En Syrie, la grande détresse des pêcheurs de l'Euphrate

À cause du réchauffement climatique, le lac Assad, la plus grande réserve d'eau du pays, est menacée. Les premiers concernés sont les pêcheurs, qui sont parfois forcés à abandonner leur métier.

Ismail Hilal, 50 ans, qui a pris sa retraite après 37 ans de pêche, est assis sur un bateau sur les rives du lac Assad, près du village de Jaabar, dans le gouvernorat de Raqqa en Syrie, le 9 juillet 2023. Photo Delil Souleiman/AFP

Assis sur sa barque échouée sur le rivage, Ismaïl Hilal regarde avec amertume les eaux scintillantes du plus grand lac artificiel de Syrie : ce pêcheur a dû abandonner le métier qu'il pratiquait depuis 37 ans, car l'Euphrate s'assèche et les poissons se raréfient.

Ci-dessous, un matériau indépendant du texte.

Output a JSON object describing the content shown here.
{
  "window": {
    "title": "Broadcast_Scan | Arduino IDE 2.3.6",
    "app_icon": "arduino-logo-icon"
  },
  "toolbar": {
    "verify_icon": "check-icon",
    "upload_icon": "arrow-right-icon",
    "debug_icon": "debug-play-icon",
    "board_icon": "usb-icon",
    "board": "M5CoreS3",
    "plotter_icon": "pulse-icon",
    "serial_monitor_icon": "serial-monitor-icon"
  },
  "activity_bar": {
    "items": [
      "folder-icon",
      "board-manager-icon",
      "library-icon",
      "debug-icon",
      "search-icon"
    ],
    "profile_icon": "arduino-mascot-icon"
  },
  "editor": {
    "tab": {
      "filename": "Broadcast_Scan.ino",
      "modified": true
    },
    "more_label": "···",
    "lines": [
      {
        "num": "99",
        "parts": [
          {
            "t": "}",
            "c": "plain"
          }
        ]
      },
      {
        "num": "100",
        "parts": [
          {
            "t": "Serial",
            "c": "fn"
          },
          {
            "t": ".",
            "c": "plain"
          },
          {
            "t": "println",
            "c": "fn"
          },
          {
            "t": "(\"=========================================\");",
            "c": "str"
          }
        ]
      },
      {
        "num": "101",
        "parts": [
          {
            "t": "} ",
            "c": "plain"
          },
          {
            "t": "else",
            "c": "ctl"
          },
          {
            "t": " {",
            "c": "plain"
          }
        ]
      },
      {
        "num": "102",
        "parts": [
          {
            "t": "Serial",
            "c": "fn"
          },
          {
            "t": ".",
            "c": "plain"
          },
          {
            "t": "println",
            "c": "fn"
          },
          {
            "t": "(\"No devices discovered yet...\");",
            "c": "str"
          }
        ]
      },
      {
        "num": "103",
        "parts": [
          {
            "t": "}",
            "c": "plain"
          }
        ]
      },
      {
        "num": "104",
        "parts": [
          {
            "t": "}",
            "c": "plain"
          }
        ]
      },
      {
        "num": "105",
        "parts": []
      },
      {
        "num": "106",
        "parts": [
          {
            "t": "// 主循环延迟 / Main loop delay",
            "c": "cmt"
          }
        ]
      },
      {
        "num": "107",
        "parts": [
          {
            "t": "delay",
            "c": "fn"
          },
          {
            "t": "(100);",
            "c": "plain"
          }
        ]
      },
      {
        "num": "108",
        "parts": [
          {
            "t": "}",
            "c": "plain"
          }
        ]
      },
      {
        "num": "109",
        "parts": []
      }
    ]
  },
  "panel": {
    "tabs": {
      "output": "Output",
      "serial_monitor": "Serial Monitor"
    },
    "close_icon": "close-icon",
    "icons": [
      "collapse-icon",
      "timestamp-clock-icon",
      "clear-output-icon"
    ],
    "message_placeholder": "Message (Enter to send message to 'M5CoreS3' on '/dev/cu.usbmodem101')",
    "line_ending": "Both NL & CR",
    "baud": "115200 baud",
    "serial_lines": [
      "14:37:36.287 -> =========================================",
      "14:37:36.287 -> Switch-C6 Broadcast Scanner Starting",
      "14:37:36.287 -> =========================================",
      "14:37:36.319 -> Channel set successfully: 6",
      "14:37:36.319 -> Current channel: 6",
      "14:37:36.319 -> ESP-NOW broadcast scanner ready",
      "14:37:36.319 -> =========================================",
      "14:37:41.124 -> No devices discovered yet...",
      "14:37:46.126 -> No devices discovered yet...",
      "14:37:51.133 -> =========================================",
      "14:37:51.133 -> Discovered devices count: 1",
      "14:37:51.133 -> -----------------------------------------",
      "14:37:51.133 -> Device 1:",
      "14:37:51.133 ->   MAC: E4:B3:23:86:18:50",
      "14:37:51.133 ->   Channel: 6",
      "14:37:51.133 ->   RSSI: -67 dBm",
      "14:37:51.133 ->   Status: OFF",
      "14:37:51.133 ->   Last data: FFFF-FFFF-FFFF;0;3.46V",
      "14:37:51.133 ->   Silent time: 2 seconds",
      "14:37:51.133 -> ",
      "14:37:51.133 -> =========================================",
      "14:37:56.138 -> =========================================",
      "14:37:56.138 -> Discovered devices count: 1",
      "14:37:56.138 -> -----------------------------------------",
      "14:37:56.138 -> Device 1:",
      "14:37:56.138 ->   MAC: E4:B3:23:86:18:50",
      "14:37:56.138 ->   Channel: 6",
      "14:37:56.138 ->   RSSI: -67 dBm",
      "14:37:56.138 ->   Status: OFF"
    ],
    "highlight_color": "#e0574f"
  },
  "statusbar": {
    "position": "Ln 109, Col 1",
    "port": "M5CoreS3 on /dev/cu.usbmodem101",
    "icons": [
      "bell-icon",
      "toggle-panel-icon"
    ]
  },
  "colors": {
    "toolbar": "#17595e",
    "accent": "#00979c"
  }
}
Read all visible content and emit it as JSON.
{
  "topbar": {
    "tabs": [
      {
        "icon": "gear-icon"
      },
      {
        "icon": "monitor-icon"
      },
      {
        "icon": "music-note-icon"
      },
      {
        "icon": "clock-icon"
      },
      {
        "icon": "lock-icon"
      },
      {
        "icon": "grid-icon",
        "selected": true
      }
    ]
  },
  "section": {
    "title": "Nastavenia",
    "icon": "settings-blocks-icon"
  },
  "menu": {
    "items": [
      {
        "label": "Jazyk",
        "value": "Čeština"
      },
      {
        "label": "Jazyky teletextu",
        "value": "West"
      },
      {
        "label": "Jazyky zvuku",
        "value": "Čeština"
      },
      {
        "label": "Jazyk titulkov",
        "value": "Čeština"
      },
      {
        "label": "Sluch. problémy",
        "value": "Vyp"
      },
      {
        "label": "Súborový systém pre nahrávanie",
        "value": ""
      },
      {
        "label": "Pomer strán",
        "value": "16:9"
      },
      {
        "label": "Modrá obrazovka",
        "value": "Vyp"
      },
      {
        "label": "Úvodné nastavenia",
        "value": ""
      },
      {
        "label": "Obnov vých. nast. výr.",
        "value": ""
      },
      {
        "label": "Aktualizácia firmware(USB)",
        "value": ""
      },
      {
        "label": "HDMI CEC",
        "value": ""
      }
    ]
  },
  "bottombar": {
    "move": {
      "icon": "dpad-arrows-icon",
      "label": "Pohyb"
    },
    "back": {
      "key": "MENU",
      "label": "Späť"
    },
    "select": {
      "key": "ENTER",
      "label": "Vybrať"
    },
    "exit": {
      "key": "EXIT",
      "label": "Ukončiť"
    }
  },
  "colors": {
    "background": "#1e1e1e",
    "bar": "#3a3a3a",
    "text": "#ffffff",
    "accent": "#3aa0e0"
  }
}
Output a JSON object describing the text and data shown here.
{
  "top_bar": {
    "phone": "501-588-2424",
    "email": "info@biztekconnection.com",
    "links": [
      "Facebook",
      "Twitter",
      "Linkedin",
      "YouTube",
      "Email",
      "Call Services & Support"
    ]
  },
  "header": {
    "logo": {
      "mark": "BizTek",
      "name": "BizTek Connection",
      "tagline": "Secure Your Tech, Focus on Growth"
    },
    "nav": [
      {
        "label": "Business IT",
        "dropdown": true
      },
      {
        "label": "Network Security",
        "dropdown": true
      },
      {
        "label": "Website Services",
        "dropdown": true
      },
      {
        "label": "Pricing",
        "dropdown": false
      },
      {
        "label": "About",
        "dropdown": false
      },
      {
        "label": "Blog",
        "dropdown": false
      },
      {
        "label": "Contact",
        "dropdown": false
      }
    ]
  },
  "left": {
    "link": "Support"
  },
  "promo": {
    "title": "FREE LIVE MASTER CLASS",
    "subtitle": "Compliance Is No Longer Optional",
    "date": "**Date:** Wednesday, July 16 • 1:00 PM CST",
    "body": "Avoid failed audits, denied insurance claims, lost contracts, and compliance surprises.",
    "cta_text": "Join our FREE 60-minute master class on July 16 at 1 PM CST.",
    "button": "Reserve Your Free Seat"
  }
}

"J'ai passé toute ma vie dans le lac, depuis que j'ai douze ans", dit l'homme à la barbe grisonnante. "Mais j'ai été forcé de le quitter cette année. Je ne pouvais plus vivre de la pêche". Le lac Assad, créé sur l'Euphrate par la construction d'un barrage avec l'aide de l'Union soviétique il y a une cinquantaine d'années, constitue la plus grande réserve d'eau de Syrie. Il se trouve dans les zones qui échappent au contrôle du régime, dans le nord du pays. Mais la baisse du niveau de l'eau et l'assèchement du fleuve, ainsi que la pollution qui s'aggrave et la pêche illégale ont considérablement réduit la richesse halieutique.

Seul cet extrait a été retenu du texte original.